Building Brighter Futures
A groundbreaking study led by Jenny Gore aims to expand educational and career opportunities for young people.
What do you want to be when you grow up? It is an age-old question but what intrigues leading Faculty of Education and Arts (FEDUA) researcher Professor Jenny Gore is the array of complex forces that influence a child's answer to this seemingly simple inquiry.
Gore, the Head of the School of Education at the University of Newcastle, is leading a significant four-year study, starting in 2012, that will look at how career aspirations are formed in the middle years of schooling.
The novel project will be the first to seek a comprehensive insight into the factors that shape children's career and education ambitions from the ages of 10 to 14.

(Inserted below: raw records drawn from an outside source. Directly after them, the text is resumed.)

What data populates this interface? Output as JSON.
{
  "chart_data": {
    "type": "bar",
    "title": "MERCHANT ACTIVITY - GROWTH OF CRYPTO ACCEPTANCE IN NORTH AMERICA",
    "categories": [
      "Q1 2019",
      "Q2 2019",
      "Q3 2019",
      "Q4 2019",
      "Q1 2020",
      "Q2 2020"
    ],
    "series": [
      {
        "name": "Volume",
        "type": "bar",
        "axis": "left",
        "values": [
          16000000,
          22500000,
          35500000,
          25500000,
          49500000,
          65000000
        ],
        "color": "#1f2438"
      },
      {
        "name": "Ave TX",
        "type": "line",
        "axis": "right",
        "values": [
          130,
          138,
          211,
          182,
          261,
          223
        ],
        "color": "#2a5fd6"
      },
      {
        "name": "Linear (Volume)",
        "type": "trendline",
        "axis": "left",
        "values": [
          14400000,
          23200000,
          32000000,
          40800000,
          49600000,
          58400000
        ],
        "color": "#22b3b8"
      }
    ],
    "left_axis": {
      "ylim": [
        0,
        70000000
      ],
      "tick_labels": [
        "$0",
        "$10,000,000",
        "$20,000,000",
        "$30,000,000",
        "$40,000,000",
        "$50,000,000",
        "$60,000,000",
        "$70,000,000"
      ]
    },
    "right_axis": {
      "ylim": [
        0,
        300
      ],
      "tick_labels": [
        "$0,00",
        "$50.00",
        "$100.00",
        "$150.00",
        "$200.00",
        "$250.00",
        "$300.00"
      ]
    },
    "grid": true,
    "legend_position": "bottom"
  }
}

"Some research has been done on students in the upper secondary years but we are responding to an increasing awareness that kids' aspirations are actually shaped much earlier than that," Gore explains.
The information will assist educators in developing programs to expand children's awareness of the range of opportunities available to them.
FEDUA researchers Professor James Albright, Dr Erica Southgate, Dr Kathryn Holmes and Professor Max Smith are co-investigators on the project, which has attracted more than $1 million in funding from the Australian Research Council (ARC) and the NSW Department of Education and Training.
The team will follow children from state schools in three regions - the North Coast, Hunter/Central Coast and Sydney's North Shore - tracking them over four years to ascertain how their aspirations develop or change over time.
The regions have been selected to reflect a range of socio-economic and cultural backgrounds and the experience of children from disadvantaged communities will be a strong focus of the research.
"The vast majority of parents, regardless of their background, want their kids to have access to meaningful career and educational opportunities but they don't all know how to make that happen," Gore says.
"Some children develop a narrow view of their choices because they are not exposed to other possibilities through the experiences of friends, family and community. We want to know how their choices are made, how we can open up a broader range of possibilities."
A former high school teacher who has been working in the tertiary sector for more than 20 years, Gore has made significant contributions to pedagogical reform nationally. With University of Newcastle colleague Associate Professor James Ladwig, she was a key member of the research team that generated the concept of Productive Pedagogy. They later co-authored the NSW model of pedagogy, known as Quality Teaching, a landmark framework for teacher education and professional development that has also been adopted by the ACT.
She is also chief investigator on another major ARC-funded project, with colleagues Dr Wendy Miller and Julie Bowe, researching the effective implementation of pedagogical reform. It aims to help teachers translate the research on quality teaching into classroom practice and is being undertaken in partnership with a Sydney-based education office.
Gore has a strong sense of social justice and is driven by the goal of improving teaching and teacher education for the benefit of students in all schools.
"I work from the premise that all teachers can deliver quality teaching, regardless of their environment, if you give them the conceptual tools to do it," she says.
"What is really gratifying is getting feedback from teachers we have worked with who say they were dragging themselves through the school gates every morning but now can't wait to get into the classroom and try out the new lessons they have prepared. They talk about being reinvigorated and re-energised and that is really exciting."